### Microsoft Azure - Cloud Computing
![Azure](https://www.hyve.com/wp-content/uploads/2017/11/microsoft-azure-cloud-1.png)

Azure is a Cloud offering (aka product) from Microsoft and serves as a competitor to AWS (Amazon Web Services) and GCP (Google Cloud Platforms).

### Why Cloud?
- **On-Premise/Local vs Cloud**
    - On-Premise/Local is more expensive with upfront costs (i.e RAM, GPU, etc)
- **RAM vs CPU vs GPU for VM instances**
    - RAM for reading in data directly into memory (pandas dataframes)
    - CPU is not entirely important, but you want a decent one in general for parsing data. A good CPU will support mutliprocessing better
    - GPU is important for model training / deep learning 
    - https://docs.microsoft.com/en-us/azure/virtual-machines/windows/sizes
- **Industry standards**
    - Cloud tech is now the new industry norm for ETL, Databricks, Web Apps, Cloud Computing etc. 
    - Much more secure (up to certain classification of data), accessible (by your team) and scalable
    - Vertically scale up (more resources / compute power / memory capacity). You can think of it as an apartment which needs to accomodate tenants. When more tenants come in, you need to vertically scale your resources.
    - Horizontally scale up (multiple servers / clusters). You can think of it as a highway which needs to give access between cities. The more tenants you have = more cars on the highway. Eventually, your two-lane highway might need to expand to 8-lanes in order to remain more efficient
- **Automation**
    - Cloud offers batch jobs that can be run at scheduled times
    - Pipelines can be made to run and deploy code every commit / pull request

### General Compute Instances
Preview Compute Instances (still in development): https://docs.microsoft.com/en-us/azure/machine-learning/tutorial-1st-experiment-sdk-setup

1. Sign up for a free Azure account (once-off free tier with $280): https://azure.microsoft.com/en-us/free/  

2. Sign into the Azure Portal: https://portal.azure.com/  

3. Go to "Create a resource" on the LHS nav bar and search for "Machine Learning"  
![ml resource](./cloud/ml.PNG)

4. Create this resource with the details below  
![resource deeets](./cloud/resource.PNG)
    - Here, we will be using the "free tier" (no cost) plan which serves as a trial for new Azure users
    - You will need to create a resource group. This is a way at a high level to "oversee" usage of resources by group. I have called it `MAST30034`!
    - Workspace name is just the name of your workspace
    - Region is set to Australia East (server is hosted locally instead of overseas to reduce latency)  
    - Workspace edition is either "Basic" or "Enterprise". Basic should be sufficient, but you can play around with Enterprise for extra features (at a higher cost)
    
5. Confirm the "Review + Create" and wait for the resource(s) to be deployed.   

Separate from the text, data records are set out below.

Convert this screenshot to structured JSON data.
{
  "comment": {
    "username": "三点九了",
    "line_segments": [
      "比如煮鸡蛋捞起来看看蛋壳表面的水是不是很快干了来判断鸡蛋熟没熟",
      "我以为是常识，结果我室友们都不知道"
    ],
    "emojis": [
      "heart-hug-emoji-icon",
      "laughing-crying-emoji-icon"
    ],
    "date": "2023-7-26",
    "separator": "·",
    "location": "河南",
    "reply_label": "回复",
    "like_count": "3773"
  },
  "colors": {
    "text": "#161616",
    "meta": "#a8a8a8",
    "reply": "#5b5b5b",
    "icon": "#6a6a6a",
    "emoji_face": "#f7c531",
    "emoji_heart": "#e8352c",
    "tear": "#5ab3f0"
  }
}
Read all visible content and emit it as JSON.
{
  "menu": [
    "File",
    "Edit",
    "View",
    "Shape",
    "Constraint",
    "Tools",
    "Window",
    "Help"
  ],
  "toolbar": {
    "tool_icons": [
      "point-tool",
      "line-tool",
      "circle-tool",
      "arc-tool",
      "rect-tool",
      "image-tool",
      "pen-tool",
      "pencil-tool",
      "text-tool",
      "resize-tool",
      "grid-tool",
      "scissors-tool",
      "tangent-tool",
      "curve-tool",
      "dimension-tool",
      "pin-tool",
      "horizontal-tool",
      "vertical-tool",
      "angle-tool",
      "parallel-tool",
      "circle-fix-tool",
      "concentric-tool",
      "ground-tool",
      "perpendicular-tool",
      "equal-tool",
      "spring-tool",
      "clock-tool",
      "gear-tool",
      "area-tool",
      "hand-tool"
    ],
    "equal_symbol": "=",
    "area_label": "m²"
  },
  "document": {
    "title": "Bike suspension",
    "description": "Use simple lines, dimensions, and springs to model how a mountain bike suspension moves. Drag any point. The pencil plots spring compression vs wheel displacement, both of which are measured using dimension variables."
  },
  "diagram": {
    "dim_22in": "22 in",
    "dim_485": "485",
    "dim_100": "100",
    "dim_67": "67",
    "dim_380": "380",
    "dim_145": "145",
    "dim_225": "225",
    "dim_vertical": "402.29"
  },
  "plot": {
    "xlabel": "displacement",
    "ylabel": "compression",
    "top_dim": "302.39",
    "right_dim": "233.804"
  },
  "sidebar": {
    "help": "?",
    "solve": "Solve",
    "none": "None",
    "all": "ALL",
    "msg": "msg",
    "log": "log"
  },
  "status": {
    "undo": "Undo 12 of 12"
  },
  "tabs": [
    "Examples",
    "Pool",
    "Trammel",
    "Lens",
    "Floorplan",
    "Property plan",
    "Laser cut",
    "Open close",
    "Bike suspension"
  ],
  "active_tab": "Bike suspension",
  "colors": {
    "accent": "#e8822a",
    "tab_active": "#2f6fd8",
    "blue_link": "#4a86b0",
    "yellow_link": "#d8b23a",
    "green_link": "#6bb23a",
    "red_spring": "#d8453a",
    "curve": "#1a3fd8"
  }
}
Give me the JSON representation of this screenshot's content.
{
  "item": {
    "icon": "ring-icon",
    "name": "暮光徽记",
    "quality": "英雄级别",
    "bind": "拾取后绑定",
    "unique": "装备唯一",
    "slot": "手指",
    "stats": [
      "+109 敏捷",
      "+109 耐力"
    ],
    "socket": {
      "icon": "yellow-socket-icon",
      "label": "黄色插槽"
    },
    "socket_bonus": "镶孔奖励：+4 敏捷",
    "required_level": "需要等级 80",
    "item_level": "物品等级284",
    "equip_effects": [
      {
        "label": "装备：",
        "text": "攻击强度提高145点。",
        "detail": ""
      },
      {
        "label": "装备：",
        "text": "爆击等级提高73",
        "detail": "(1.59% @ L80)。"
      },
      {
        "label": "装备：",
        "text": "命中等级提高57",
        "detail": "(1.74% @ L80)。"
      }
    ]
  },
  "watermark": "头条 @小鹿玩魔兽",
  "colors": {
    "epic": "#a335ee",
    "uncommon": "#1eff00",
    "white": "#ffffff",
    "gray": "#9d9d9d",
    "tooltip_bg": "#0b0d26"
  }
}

6. When it is done, select "Go to resources" and select "Compute"
![resource deeets](./cloud/compute.PNG)

7. Set up the VM for your cloud. If you know how to SSH via Mac/Linux/WSL, then you can add a public key for access. 
![resource deeets](./cloud/vm.PNG)
    - Note, the resource name must be unique accross all instances (as you can see `test` has been taken).
    - Pricing tiers can be viewed here (https://azure.microsoft.com/en-us/pricing/details/machine-learning/) for your VM costs
    - **This is where you need to decide if you want more RAM / GPU / Compute power**
    
8. When it is deployed, you now have access to Jupyter / JupyterLab / RStudio
![resource deeets](./cloud/deployed.PNG)
    - These work the same way as a local version of IPython / R, but are hosted on the cloud
    - Click on the URI of your preferred tool (I still personally prefer Jupyter) and you're done!
    
9. If you want a more interactive UI to work with, click on the "Launch the Studio"
![resource deeets](./cloud/launch.PNG)

    - Here, you can create pipelines, add versioned models, etc  
    
    
### Extras
- You have the option to build clusters. These are essentially resources and configs for data science which are automated as batch jobs. These can be a ETL pipeline which feeds into an ML algorithm  


- This comes with a connected Azure Blob Storage, which means you can (up to a certain limit) upload/output files onto the resource directly.  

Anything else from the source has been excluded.